If you find it challenging to get to your two liters – especially in winter – when you feel thirsty, you can set yourself “drinking reminders” with the help of an app. Because a significant study by researchers at the U.S. National Institutes of Health now proves that people who drink too little are significantly more likely to develop heart failure. The study was published in the “European Heart Journal” at the end of March.
Heart failure occurs when the heart can no longer pump blood adequately through the body because it has become weak or stiff. It is a long-term condition that usually worsens over time.
Drinking supports the heart
“Like reducing salt intake, drinking enough water and staying hydrated is one way to support our heart and reduce the long-term risk of heart disease,” said Dr. Natalia Dmitrieva, lead author of the new study. The U.S. National Institutes of Health researcher led a team that studied nearly 12,000 American adults.
The study participants ranged in age from 45 to 66 and had health data from 25 years. They did not have heart failure, diabetes, or obesity at the start of the study. About 1,366 (11.56 percent) later developed heart failure, which is more common with age. The team looked at blood sodium levels, which rise when fluid levels are low. An average sodium level is between 135 and 146 milliequivalents per liter (mEq/L). However, people with a midlife level of 143 mEq/L were 39 percent more likely to develop heart failure than those with lower levels.

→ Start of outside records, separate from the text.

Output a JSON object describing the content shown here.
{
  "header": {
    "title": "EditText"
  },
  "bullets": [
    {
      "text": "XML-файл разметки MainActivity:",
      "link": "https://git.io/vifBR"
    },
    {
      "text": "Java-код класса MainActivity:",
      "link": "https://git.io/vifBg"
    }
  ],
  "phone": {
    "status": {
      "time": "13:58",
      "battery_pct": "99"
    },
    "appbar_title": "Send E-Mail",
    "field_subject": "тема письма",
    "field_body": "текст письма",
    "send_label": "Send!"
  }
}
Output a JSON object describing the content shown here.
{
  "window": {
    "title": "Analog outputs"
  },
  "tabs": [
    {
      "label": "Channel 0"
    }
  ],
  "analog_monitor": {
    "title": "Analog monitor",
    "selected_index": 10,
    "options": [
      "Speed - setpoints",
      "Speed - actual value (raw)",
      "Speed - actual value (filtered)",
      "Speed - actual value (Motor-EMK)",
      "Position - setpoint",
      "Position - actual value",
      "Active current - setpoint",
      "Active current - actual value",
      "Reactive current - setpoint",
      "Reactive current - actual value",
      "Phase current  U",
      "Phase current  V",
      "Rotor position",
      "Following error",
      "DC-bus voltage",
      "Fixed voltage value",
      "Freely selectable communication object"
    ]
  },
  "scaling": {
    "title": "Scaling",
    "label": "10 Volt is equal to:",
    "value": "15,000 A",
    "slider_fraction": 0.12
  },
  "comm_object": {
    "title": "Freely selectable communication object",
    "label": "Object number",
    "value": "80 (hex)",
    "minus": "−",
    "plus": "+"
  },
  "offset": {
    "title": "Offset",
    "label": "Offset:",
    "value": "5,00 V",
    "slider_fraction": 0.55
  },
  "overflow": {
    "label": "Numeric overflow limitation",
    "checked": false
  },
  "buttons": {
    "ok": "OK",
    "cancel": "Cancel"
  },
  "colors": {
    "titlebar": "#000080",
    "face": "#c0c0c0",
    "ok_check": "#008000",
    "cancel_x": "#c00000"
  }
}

As sodium levels rise, the risk of disease increases.
For every one mEq/L increase in serum sodium from the normal range, the likelihood of a diagnosis increased by five percent. The data also showed that those over 70 with a sodium level of 143 mEq/L were 62 percent more likely to develop left-sided thickening of the heart.
The initial findings suggest that good fluid intake may help prevent or slow the progression of changes in the heart that can lead to heart failure. Fluid is essential for several bodily functions and allows the heart to pump blood efficiently throughout the body. Adequate fluid intake is necessary to support blood vessel function and circulation.